Sculpture in Columbus, Ohio, U.S.

The Newsboy is a bronze sculpture of a newspaper carrier in Columbus, Ohio, United States. The statue, created by artist Bruce Hanners, is located outside the 8 on the Square condominium building, on Broad Street in the Capitol Square area of downtown Columbus.

==Description==
The sculpture depicts a paperboy wearing a hat, scarf, and winter coat. The figure holds up vintage newspapers from The Columbus Dispatch and The Columbus Citizen-Journal, while standing beside a stack of newspapers. The newspapers include text about the founding of the organization and list its contributors.

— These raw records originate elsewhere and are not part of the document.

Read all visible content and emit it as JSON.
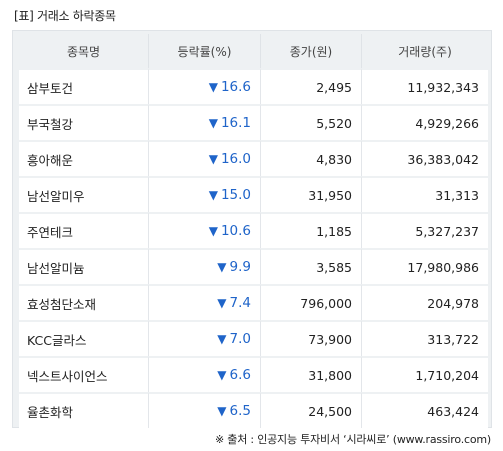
{
  "title": "[표] 거래소 하락종목",
  "headers": [
    "종목명",
    "등락률(%)",
    "종가(원)",
    "거래량(주)"
  ],
  "rows": [
    {
      "name": "삼부토건",
      "rate": "16.6",
      "close": "2,495",
      "volume": "11,932,343"
    },
    {
      "name": "부국철강",
      "rate": "16.1",
      "close": "5,520",
      "volume": "4,929,266"
    },
    {
      "name": "흥아해운",
      "rate": "16.0",
      "close": "4,830",
      "volume": "36,383,042"
    },
    {
      "name": "남선알미우",
      "rate": "15.0",
      "close": "31,950",
      "volume": "31,313"
    },
    {
      "name": "주연테크",
      "rate": "10.6",
      "close": "1,185",
      "volume": "5,327,237"
    },
    {
      "name": "남선알미늄",
      "rate": "9.9",
      "close": "3,585",
      "volume": "17,980,986"
    },
    {
      "name": "효성첨단소재",
      "rate": "7.4",
      "close": "796,000",
      "volume": "204,978"
    },
    {
      "name": "KCC글라스",
      "rate": "7.0",
      "close": "73,900",
      "volume": "313,722"
    },
    {
      "name": "넥스트사이언스",
      "rate": "6.6",
      "close": "31,800",
      "volume": "1,710,204"
    },
    {
      "name": "율촌화학",
      "rate": "6.5",
      "close": "24,500",
      "volume": "463,424"
    }
  ],
  "down_arrow": "▼",
  "source": "※ 출처 : 인공지능 투자비서 ‘시라씨로’ (www.rassiro.com)",
  "colors": {
    "down": "#1f64c9",
    "panel": "#eef1f3"
  }
}
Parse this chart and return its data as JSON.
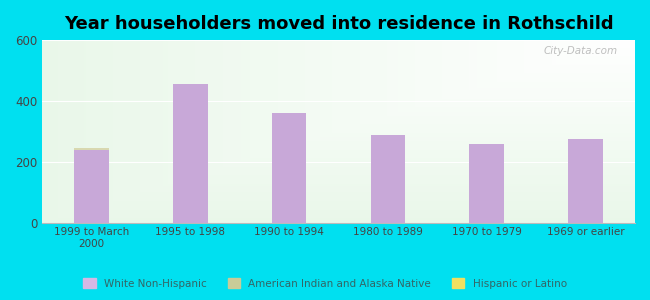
{
  "title": "Year householders moved into residence in Rothschild",
  "categories": [
    "1999 to March\n2000",
    "1995 to 1998",
    "1990 to 1994",
    "1980 to 1989",
    "1970 to 1979",
    "1969 or earlier"
  ],
  "white_non_hispanic": [
    240,
    455,
    360,
    290,
    260,
    275
  ],
  "american_indian": [
    8,
    0,
    0,
    0,
    0,
    0
  ],
  "hispanic": [
    0,
    0,
    0,
    0,
    0,
    0
  ],
  "bar_color_white": "#c8a8d8",
  "bar_color_indian": "#d8d8b0",
  "bar_color_hispanic": "#f0e060",
  "legend_color_white": "#d4b8e4",
  "legend_color_indian": "#c8cc98",
  "legend_color_hispanic": "#f0e060",
  "background_outer": "#00e0f0",
  "ylim": [
    0,
    600
  ],
  "yticks": [
    0,
    200,
    400,
    600
  ],
  "title_fontsize": 13,
  "watermark": "City-Data.com",
  "legend_labels": [
    "White Non-Hispanic",
    "American Indian and Alaska Native",
    "Hispanic or Latino"
  ]
}
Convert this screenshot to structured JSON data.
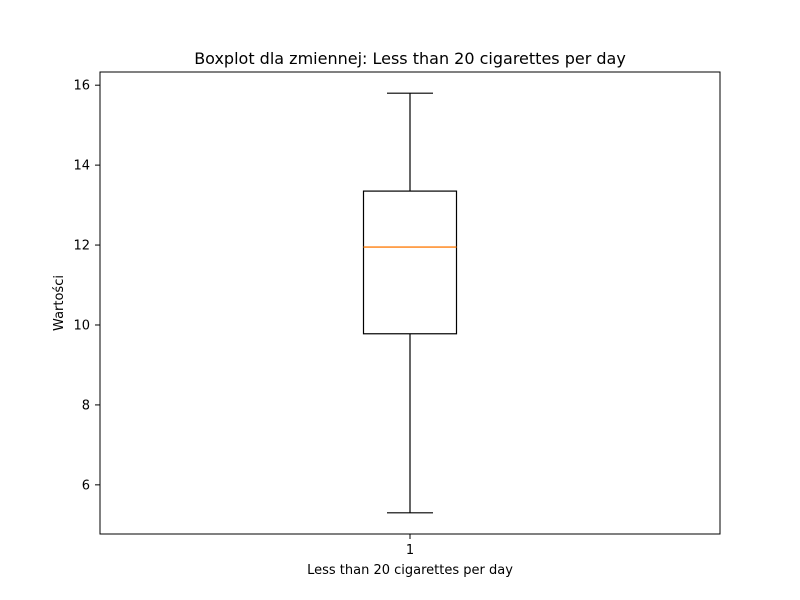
{
  "chart_data": {
    "type": "boxplot",
    "title": "Boxplot dla zmiennej: Less than 20 cigarettes per day",
    "xlabel": "Less than 20 cigarettes per day",
    "ylabel": "Wartości",
    "categories": [
      "1"
    ],
    "boxes": [
      {
        "category": "1",
        "whisker_low": 5.3,
        "q1": 9.78,
        "median": 11.95,
        "q3": 13.35,
        "whisker_high": 15.8
      }
    ],
    "ylim": [
      4.77,
      16.33
    ],
    "yticks": [
      "6",
      "8",
      "10",
      "12",
      "14",
      "16"
    ],
    "grid": false,
    "colors": {
      "box": "#000000",
      "median": "#ff7f0e",
      "whisker": "#000000"
    }
  }
}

The statue is located by the corner of Broad and High Streets, where Charity Newsies was founded. A nearby plaque describes the founding event that took place there in 1907.

==History==
The statue was commissioned by Charity Newsies, an organization that raises funds to donate clothes to children in need. The organization is known for its volunteers selling special edition copies of The Columbus Dispatch annually to raise money for the organization. Charity Newsies held an unveiling ceremony for the statue in June 2018, commemorating its 110th anniversary, attended by Mayor Andrew Ginther.

The idea for the statue came from Tom Beck, a longtime member and past president of the organization. Beck contacted Bruce Hanners, the sculptor and a lab technician at the Columbus College of Art and Design, to design the work; he sculpted it with the help of student volunteers.